Case report: A novel heterozygous frameshift mutation of ACAN in a Chinese family with short stature and advanced bone age

Short stature (OMIM: 165800) is a common pediatric disorder. Any abnormality in the cartilage formation of the growth plate can cause short stature. Aggrecan, encoded by ACAN, is an important component of the extracellular matrix. Mutations in ACAN have been reported to cause short stature. In the present study, we enrolled a Chinese family with short stature and advanced bone age across three generations. Whole-exome sequencing (WES) was performed on the proband to detect the candidate genes causing short stature in family. A novel heterozygous frameshift mutation (NM_013227.3:c.7230delT; NP_001356197.1: p. Phe2410Leufs*9) of the ACAN gene was confirmed to be a genetic lesion in this family. This variant, which was located in a functional site globular 3 (G3) domain of ACAN and predicted to be deleterious by informatics programs, was co-segregated with the affected family members by performing Sanger sequencing. Literatures review of growth hormone (GH) treatment outcome of all previously reported ACAN patients suggesting that the G3 domain of ACAN may be critical in the development of short stature and growth hormone treatment. These findings not only contribute to the genetic diagnosis and counseling of the family, but will also expand the mutation spectrum of ACAN.

1 Introduction

Short stature (OMIM: 165800) is a type of condition that is associated with a child whose height is 2 standard deviations (SD) or more below the mean for children of the same chronological age and sex (Baron et al., 2015; Finken et al., 2018; Grunauer and Jorge, 2018). The growth plate is the target organ of linear growth and height gain (Baron et al., 2015); it is composed of chondrocytes embedded in a collagen matrix that show high metabolic activity. Any abnormality in the cartilage formation of the growth plate can cause linear growth disturbance, which in turn, may lead to short stature.

Existing research suggests that defects in the genes encoding components of either paracrine regulatory systems or the extracellular matrix (ECM), and those encoding intracellular or endocrine proteins result in short stature (Jee et al., 2017).

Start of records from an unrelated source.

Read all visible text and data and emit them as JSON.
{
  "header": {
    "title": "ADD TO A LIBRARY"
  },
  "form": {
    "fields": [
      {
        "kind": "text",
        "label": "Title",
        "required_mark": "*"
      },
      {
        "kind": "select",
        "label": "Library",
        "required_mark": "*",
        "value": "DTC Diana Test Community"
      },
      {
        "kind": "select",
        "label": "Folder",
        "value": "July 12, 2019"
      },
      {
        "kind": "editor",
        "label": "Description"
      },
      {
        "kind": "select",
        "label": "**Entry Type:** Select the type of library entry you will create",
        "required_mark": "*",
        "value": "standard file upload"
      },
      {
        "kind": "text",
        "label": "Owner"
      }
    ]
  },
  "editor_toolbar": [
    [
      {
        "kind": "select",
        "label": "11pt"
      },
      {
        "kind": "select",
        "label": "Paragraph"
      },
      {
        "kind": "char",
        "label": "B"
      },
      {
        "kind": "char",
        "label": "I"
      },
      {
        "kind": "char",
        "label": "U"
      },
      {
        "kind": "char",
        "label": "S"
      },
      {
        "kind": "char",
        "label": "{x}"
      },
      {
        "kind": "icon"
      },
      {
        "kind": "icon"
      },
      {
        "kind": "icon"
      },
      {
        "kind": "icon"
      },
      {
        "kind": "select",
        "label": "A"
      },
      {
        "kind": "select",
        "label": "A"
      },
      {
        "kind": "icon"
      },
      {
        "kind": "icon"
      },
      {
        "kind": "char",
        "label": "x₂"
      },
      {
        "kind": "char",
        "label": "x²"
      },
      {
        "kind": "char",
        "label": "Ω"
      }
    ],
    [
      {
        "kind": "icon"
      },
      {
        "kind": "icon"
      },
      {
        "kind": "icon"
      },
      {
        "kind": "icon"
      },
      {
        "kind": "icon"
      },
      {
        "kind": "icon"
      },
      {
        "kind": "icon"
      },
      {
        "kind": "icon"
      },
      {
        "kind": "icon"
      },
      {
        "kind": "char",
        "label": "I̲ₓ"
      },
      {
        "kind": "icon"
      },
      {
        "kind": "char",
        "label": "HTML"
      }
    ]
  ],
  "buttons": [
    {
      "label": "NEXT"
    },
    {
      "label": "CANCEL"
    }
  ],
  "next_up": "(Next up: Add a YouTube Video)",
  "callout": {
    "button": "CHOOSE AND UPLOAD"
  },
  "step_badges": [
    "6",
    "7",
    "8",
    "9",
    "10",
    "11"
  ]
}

The gene encoding aggrecan (ACAN, OMIM: 155760) is located on chromosome 15q26, ACAN encodes the production of the proteoglycan aggrecan, which is an important component of the ECM (Stavber et al., 2020). Aggrecan is highly expressed in proliferating chondrocytes of the growth plate. The structural or functional disturbances in aggrecan production could significantly affect cartilage, resulting in changes in linear growth. Statistically, in 1%–5% of idiopathic short stature patients, the short stature can be explained by ACAN mutations (Jee et al., 2018).

Herein, we enrolled a Han Chinese family with short stature and advanced bone age (BA). Using whole-exome sequencing (WES) and Sanger sequencing, a novel heterozygous frameshift mutation (NM_013227.3:c.7230delT; NP_001356197.1: p. Phe2410Leufs*9) of the ACAN gene was confirmed to be a genetic lesion in this family.

2 Case description

The proband, a 4-year-old boy, came to the Xiangya Hospital Central South University with his parents due to growth retardation (Figure 1A). Physical examination of the proband showed a height of 94.8 cm (−2.02 SDS), and his weight was 14.6 kg (−1.29 SDS). According to his parents’ recollection, the height of the proband was 70 cm at 12 months of age (−2.40 SDS) and 85 cm at 30 months old (−2.03 SDS). Magnetic resonance imaging revealed a normal size and shape of the pituitary gland. The BA was found to be 5 years and 6 months, as revealed by the X-ray imaging of the left hand (Figure 1B).

FIGURE 1

FIGURE 1. Pedigree of the Chinese family with short stature. (A) The black circles/squares represent the affected patients diagnosed with short stature diagnosis; the white circles/squares represent the unaffected subjects. The arrow indicates the proband. The question mark indicates subject with unknown genotype but known phenotype. (B) X-ray imaging of the proband’s left hand at the age of 4 years 5 months and 5 years 8 months. (C) The height growth curve of the proband during the one-year follow-up. (D) The sequencing results of the ACAN mutations. Sequence chromatograms indicate the heterozygosity for a ACAN frameshift mutation (NM_013227.3:c.7230delT; NP_001356197.1:p.Phe2410Leufs*9) in the proband and his mother. The red arrow indicates the mutation. SDS, standard deviation scores; r-hGH, Recombinant human growth hormone; y, year; m, month; BA, bone age.

We then investigated the proband’s family history. His father (II-3) was 167 cm tall (≈−1.31 SDS), and his mother (II-2) was 142 cm tall (≈−3.23 SDS) (the target height of the proband was 161 ± 5 cm). His mother’s age at menarche was approximately 12 years. Meanwhile, the heights of his grandmother (I-1), maternal uncle (II-1), and maternal aunt (II-4) were 145 cm (≈−2.78 SDS), 153 cm (≈−3.23 SDS), and 165 cm (≈0.28 SDS), respectively (Figure 1A). No other malformations, including intervertebral disc disease, osteochodritis dissecans or back pain, were observed in the affected members of the family.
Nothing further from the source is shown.